Peter Carney, 24, is an analytical chemist. But he’s a large analytical chemist, and his taste in cars runs large, too. Thus the ’92 GMC Typhoon in his garage, parked next to a ’98 Jeep Cherokee with six-inch lift kit, next to a ’42 Plymouth coupe, next to an ’07 TrailBlazer SS with all-wheel drive. He shelled out $20,000 for the SS, purchasing it from a Chevy dealer six months ago, where it had just come off lease. “It had 60,000 miles on it,” Carney recalls. “The original owner hadn’t taken great care of it, so I spent a lot of hours touching up, scrubbing, and polishing.”

The SS, which is Carney’s daily driver, now looks showroom new, and the vast panels of inky-black paint are very un-GM-like in their smoothness and lack of orange peel. “One thing that really sold me,” says Carney, “was that it came with a transferable 100,000-mile, five-year warranty. If I blow it up, I’m still covered.”

We’ve been fond of the SS since sampling a prototype with Corvette engineering genius John Heinricy, who was largely responsible for this truck’s lovely ride-and-handling trade-off. Back in 2005, 395 reliable small-block horsepower was, for as little as $33,600, remarkable. As was the SS’s 5.5-second blast to 60 mph.

On the track, it’s amusing to disable the stability control and power-slide through corners, Goodyear RS-As yowling and the V-8 thundering like something out of Rick Hendrick’s NASCAR stable.

Despite the SS’s thicker front rotors and its Corvette pads, the pedal is a little gooey, and it’s wise to let the brakes cool every third lap or so—this is, after all, a 4842-pound truck. By today’s standards, the transmission is slow to kick down, but the steering remains light and agreeable without being squirmy. Carney says he averages 19 mpg on the highway, 13 mpg in town.

“I use the SS to tow my other cars to shows,” he adds. “People come up and say, ‘Wow, your tow vehicle is as cool as your Typhoon.’ ”

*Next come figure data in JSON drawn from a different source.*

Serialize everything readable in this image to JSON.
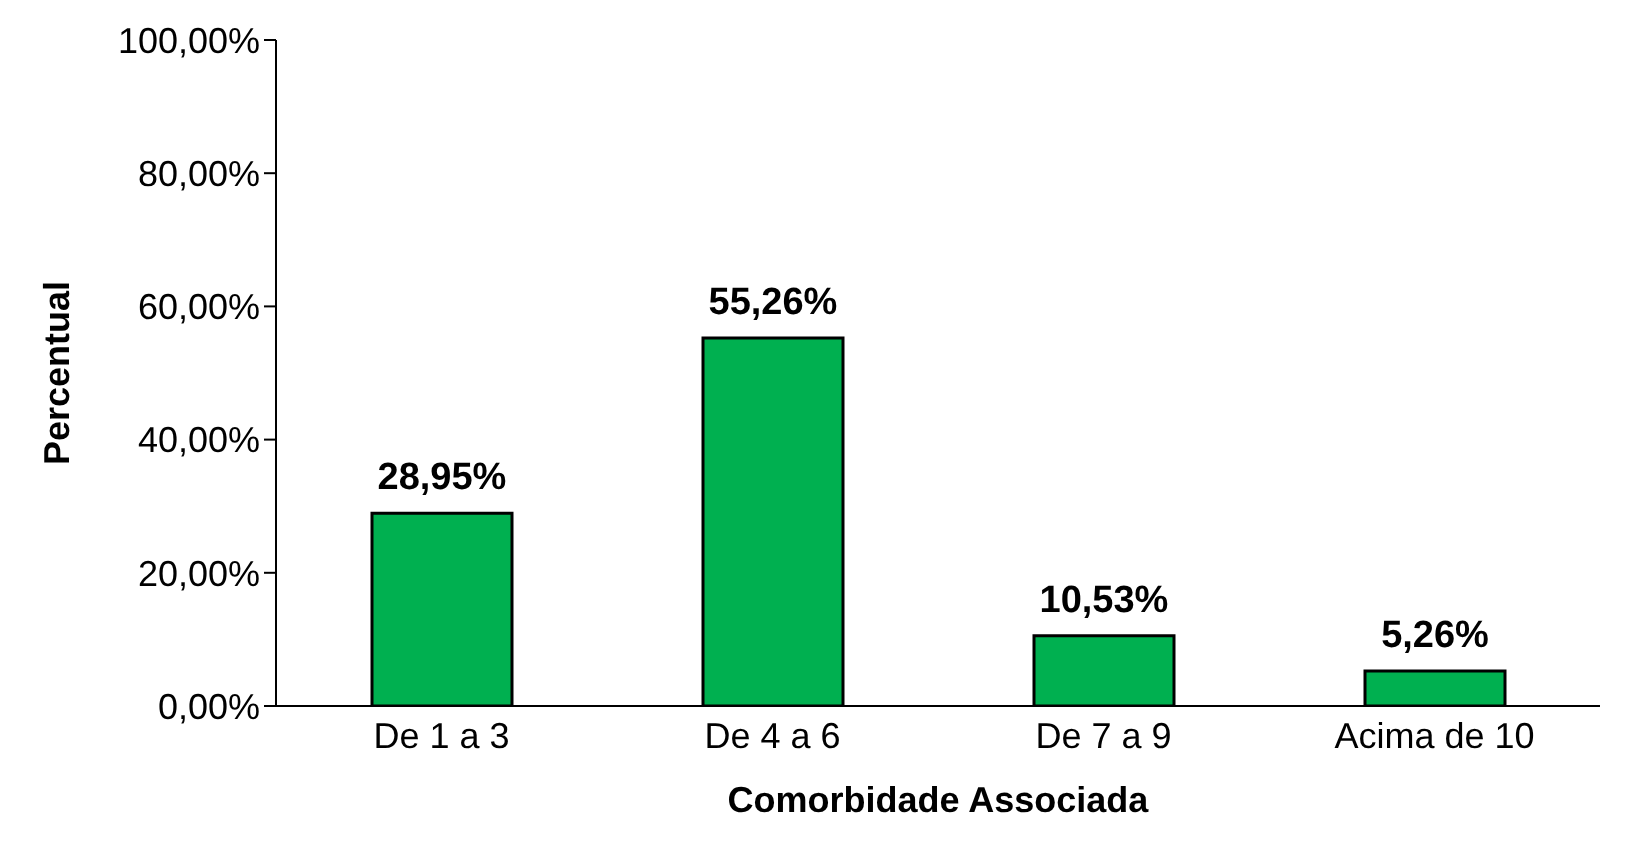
{
  "chart_data": {
    "type": "bar",
    "xlabel": "Comorbidade Associada",
    "ylabel": "Percentual",
    "categories": [
      "De 1 a 3",
      "De 4 a 6",
      "De 7 a 9",
      "Acima de 10"
    ],
    "values": [
      28.95,
      55.26,
      10.53,
      5.26
    ],
    "value_labels": [
      "28,95%",
      "55,26%",
      "10,53%",
      "5,26%"
    ],
    "color": "#00b050",
    "ylim": [
      0,
      100
    ],
    "yticks": [
      {
        "value": 0,
        "label": "0,00%"
      },
      {
        "value": 20,
        "label": "20,00%"
      },
      {
        "value": 40,
        "label": "40,00%"
      },
      {
        "value": 60,
        "label": "60,00%"
      },
      {
        "value": 80,
        "label": "80,00%"
      },
      {
        "value": 100,
        "label": "100,00%"
      }
    ],
    "grid": false,
    "legend": false
  }
}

QUOTES FROM THE PAST: The Trailblazer SS

“Any time you can purchase 395 horses for $33,600 (the base two-wheel-drive “LS” model) or for $39,200 (the loaded “LT” with all-wheel drive), you’ve got a shot at witnessing a Clydesdale bag the Triple Crown.” — John Phillips, October 2005

“Excuse this, but the SS hauls ass, too. A 5.5-second blast to 60 mph is still quick enough to make it feel much less like a truck and more like a sports car.” — Larry Webster, March 2006.

FEAR FACTOR

The SS is heavy and fast, making it easy to transform its Goodyear RS-As—along with the front brake pads—into dust. And the platform is susceptible to twisting, which will, in about the same time that Sarah Palin spent as governor, trigger all manner of interior rattles and squeaks.